Testing Probability Distributions Using Conditional Samples

Wednesday, June 12, 2013 - 1:30pm to 2:30pm
Location: 
32-G575
Speaker: 
Clement Canonne
Biography: 
Columbia University

One of the most fundamental problem paradigms in statistics is that of inferring some information about an unknown probability distribution D, given access to independent samples drawn from it. More than a decade ago, Batu et al. initiated the study of problems of this type from within the framework of /property testing/ — a setting where, given an unknown "massive object" an algorithm can access only by making a small (sublinear) number of "local inspections" (queries) of the object, the goal is to determine whether the object has a particular property. The algorithm must accept if the object has the desired property, and reject if the object is far from every object with the property. In distribution property testing, the "massive object" is an unknown probability distribution D over an N-element set, and the tester accesses the distribution by drawing independent samples from it.

We study a new framework for such a task, by considering distribution testing algorithms that have access to a /conditional sampling oracle/. This is an oracle that takes as input a subset S of the domain [N]={1,...,N} of the unknown probability distribution D and returns a draw from the conditional probability distribution D restricted to S. This new model allows considerable flexibility in the design of distribution testing algorithms; in particular, testing algorithms in this model can be adaptive.

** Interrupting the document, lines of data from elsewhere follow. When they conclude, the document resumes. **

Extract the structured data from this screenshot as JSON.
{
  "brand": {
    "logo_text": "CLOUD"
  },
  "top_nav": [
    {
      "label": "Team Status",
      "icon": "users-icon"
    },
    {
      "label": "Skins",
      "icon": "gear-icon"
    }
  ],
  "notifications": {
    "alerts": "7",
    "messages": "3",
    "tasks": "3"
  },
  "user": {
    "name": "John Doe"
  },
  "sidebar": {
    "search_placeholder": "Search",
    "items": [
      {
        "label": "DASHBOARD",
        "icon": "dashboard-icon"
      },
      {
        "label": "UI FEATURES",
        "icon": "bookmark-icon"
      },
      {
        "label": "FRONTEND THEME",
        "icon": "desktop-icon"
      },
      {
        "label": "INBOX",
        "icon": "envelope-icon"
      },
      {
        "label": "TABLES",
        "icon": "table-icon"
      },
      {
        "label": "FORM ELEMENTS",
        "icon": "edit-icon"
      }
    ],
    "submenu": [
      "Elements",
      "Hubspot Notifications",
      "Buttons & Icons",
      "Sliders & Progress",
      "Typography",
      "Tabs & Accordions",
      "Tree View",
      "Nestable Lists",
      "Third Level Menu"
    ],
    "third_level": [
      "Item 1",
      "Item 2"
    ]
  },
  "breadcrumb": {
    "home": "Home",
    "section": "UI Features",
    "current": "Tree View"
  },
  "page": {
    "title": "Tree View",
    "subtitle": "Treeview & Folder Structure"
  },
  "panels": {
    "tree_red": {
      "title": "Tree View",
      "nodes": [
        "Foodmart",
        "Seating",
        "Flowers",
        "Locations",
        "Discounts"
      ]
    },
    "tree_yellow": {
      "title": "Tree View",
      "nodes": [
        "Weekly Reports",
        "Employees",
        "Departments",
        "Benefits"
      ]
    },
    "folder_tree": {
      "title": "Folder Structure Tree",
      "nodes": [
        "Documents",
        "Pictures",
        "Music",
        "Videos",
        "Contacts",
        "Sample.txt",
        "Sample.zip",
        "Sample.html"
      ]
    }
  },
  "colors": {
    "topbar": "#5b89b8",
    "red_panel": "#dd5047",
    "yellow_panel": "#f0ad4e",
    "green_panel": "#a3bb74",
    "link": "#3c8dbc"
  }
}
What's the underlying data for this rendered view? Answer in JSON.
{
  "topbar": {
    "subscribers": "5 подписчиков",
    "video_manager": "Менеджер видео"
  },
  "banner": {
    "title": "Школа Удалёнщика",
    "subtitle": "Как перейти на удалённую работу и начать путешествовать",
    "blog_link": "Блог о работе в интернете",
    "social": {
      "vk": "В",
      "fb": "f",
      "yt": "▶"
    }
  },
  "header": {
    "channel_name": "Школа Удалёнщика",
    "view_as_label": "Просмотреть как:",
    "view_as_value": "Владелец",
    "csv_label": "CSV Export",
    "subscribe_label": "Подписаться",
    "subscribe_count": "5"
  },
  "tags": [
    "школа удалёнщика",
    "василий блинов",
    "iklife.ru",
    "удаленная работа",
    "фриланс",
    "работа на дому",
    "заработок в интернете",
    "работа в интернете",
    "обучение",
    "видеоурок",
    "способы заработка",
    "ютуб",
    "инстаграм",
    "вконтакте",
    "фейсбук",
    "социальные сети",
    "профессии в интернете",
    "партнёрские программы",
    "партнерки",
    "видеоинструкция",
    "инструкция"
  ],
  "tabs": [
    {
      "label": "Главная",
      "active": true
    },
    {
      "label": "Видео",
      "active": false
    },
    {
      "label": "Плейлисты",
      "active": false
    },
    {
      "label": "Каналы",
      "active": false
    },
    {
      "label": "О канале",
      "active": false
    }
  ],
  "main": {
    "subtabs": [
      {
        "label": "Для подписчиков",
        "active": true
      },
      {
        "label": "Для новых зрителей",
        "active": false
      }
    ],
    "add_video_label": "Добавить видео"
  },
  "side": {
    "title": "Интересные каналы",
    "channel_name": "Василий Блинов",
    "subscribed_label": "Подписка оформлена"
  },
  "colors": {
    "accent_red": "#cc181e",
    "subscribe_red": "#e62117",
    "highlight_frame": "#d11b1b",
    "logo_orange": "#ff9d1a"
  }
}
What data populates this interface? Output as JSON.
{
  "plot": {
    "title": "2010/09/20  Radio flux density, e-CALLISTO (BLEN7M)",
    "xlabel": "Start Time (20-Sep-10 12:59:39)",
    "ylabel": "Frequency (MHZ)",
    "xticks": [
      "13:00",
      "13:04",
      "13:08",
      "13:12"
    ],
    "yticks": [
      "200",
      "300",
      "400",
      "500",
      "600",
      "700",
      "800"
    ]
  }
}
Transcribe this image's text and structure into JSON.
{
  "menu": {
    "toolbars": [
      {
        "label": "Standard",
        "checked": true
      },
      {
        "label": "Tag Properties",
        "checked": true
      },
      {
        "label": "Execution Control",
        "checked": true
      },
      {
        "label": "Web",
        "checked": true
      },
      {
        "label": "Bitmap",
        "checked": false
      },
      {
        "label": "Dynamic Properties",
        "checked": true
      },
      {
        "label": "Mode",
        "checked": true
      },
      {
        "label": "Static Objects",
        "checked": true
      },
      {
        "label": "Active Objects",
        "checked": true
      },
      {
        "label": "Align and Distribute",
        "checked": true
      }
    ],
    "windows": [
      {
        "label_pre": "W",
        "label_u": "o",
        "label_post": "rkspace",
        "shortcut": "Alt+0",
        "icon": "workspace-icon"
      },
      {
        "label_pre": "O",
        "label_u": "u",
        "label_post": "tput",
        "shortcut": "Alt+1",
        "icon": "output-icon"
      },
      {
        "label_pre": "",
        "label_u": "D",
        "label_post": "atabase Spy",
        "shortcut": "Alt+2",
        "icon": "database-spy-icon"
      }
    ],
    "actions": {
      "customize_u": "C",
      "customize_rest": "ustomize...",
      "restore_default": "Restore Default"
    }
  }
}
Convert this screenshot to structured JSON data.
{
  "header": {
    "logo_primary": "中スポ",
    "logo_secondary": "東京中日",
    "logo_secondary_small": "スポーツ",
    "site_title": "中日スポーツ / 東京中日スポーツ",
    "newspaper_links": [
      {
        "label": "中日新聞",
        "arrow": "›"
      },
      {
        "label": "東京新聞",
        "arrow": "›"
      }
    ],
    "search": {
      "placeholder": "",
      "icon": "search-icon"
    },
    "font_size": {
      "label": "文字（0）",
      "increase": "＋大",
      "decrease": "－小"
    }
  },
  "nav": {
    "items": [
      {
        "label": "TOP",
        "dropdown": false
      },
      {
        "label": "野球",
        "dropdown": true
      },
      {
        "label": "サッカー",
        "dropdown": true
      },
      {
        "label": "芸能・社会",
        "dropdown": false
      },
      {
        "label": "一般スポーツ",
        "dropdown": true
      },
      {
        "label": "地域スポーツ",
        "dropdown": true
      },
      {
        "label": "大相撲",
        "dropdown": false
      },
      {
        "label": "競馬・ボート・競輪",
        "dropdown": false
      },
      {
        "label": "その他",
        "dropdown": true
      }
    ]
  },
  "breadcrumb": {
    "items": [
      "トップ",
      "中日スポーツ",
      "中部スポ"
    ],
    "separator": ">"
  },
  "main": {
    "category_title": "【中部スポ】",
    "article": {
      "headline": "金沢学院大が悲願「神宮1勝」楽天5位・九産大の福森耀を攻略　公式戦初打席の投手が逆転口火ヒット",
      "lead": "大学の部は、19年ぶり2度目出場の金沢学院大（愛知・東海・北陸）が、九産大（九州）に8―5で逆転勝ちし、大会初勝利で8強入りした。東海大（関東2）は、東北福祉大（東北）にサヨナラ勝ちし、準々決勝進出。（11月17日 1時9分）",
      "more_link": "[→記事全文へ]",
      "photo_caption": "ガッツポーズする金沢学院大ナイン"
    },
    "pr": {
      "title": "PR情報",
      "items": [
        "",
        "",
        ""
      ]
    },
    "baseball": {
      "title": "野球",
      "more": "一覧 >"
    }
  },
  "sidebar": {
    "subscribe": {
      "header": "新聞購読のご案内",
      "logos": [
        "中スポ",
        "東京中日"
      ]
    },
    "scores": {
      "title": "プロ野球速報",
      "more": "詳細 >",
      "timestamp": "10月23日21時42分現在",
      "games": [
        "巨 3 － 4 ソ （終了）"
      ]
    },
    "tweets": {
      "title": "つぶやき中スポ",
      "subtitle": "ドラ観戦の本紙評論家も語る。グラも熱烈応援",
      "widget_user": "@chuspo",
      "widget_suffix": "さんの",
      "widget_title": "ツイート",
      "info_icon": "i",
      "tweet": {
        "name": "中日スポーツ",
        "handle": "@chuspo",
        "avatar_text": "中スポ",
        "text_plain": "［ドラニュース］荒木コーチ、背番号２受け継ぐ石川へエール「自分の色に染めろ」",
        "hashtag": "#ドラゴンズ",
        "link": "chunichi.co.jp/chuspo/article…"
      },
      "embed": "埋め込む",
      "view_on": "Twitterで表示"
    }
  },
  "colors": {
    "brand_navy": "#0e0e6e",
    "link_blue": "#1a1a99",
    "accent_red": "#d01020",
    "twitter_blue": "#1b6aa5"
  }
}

We study a wide range of natural distribution testing problems in this new framework and some of its variants, giving both upper and lower bounds on query complexity. These problems include testing whether D is the uniform distribution U; testing whether D = D* for an explicitly provided D*; testing whether two unknown distributions D1 and D2 are equivalent; and estimating the variation distance between D and the uniform distribution.

At a high level our main finding is that the new "conditional sampling" framework we consider is a powerful one: while all the problems mentioned above have Omega(N^(1/2)) sample complexity in the standard model (and in some cases the complexity must be almost linear in N), we give poly(log N, 1/eps)-query algorithms (and in some cases poly(1/eps)-query algorithms independent of N) for all these problems in our conditional sampling setting.

Joint work with Dana Ron (Tel-Aviv University) and Rocco Servedio (Columbia University).